By JiJi Russell
Contributor, Sports+Fitness Network
This installation of office yoga features a lateral stretch and a spinal twist, both of which offer alternative ways of moving as an antidote to a day of office work.
In the yoga tradition, twists in particular are known to provide an energy boost as well as a good squeeze for the internal organs. You might want to practice the twist before you eat, or several hours afterwards, as it will exert pressure on the stomach and intestines. (That’s part of its potency: helping along digestion, which can become sluggish when we sit, incidentally.)
As I mentioned last month: Even if the poses seem “simple,” do remain slow and mindful as you enter into them and hold them. If you can engage a deep, yogic-style of breathing as you hold each pose, you will receive even greater benefits from your efforts.
Yoga on the Side
Stand beside a wall, about the length of your forearm from the structure. Keep you inside hand (the one closest to the wall) on the wall, at about shoulder height. Take your outside hand and place the fingertips on the top of your head, pointing your elbow out to the side.
Stand very erect, as you lift and lengthen your spine and reach your skull into the fingertips that are resting on top of your head. Next, curve yourself toward the wall as you “reach” slightly through your outside hip and rib cage in counter position, pulling slightly away from the wall.
Optionally, take your outside foot, and place it slightly behind you, with some of your weight gently pressing into the ball of the foot. This increases the overall stretch of the pose.
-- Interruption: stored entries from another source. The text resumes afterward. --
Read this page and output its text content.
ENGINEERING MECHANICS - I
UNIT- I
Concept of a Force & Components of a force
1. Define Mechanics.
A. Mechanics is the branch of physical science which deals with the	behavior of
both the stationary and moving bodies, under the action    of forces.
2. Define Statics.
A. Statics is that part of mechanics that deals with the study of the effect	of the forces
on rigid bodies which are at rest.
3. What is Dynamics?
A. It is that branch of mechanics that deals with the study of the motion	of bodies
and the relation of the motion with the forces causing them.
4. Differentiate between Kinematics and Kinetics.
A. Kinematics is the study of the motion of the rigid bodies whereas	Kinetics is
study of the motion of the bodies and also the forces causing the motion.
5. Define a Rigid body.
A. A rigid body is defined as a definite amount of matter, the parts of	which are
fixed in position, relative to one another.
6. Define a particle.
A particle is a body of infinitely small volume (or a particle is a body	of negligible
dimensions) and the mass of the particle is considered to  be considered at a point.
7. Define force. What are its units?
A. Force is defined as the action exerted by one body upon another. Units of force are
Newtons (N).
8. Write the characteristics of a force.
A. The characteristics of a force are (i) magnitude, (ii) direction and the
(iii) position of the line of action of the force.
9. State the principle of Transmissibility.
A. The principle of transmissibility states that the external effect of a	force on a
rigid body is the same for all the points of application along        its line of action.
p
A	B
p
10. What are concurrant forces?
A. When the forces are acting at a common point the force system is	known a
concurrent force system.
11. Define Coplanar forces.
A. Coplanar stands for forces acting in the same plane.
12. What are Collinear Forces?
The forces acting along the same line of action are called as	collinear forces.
Take three full breaths. If you cannot breathe easily, come slightly out of the pose and “hold” at a point where you can maintain a full breath cycle (inhale/exhale). Come out of the pose, turn around, and do the other side.
This pose stretches the lower back, muscles in the side waist and groin, and the neck. The pose is great because it offers your body an escape from “typical” daily movements and gets you moving/thinking alternatively.
Do the Twist
Stand beside and very close to a wall. Step your inside foot (the one closest to the wall) slightly forward, and your outside foot slightly back, to make a small lunge position with your feet. Bend both knees slightly and turn the toes of both feet to point straight forward. Relax your back and pelvis, and stand tall.
Turn toward the wall, and place your hands on it about shoulder distance apart, with the fingertips no higher than your shoulder height. Hold yourself in this twisting position and breathe deeply. Optionally, widen your hands and turn to look slightly behind you for a deeper twist.
Hold for three breaths, and then unwind to face forward again. Bring your feet together, turn around, and do the other side.
Twists are good for an energy boost as well as a way to break up the kinks and discomforts of sitting. They also are helpful for digestion and relieving back pain. Always lengthen your spine before twisting it, and never crank yourself into an aggressive twist, which can damage the bones of the spine and/or the spinal disks.
Five minutes might be all it takes to find a little boost in energy, and greater comfort, within your day.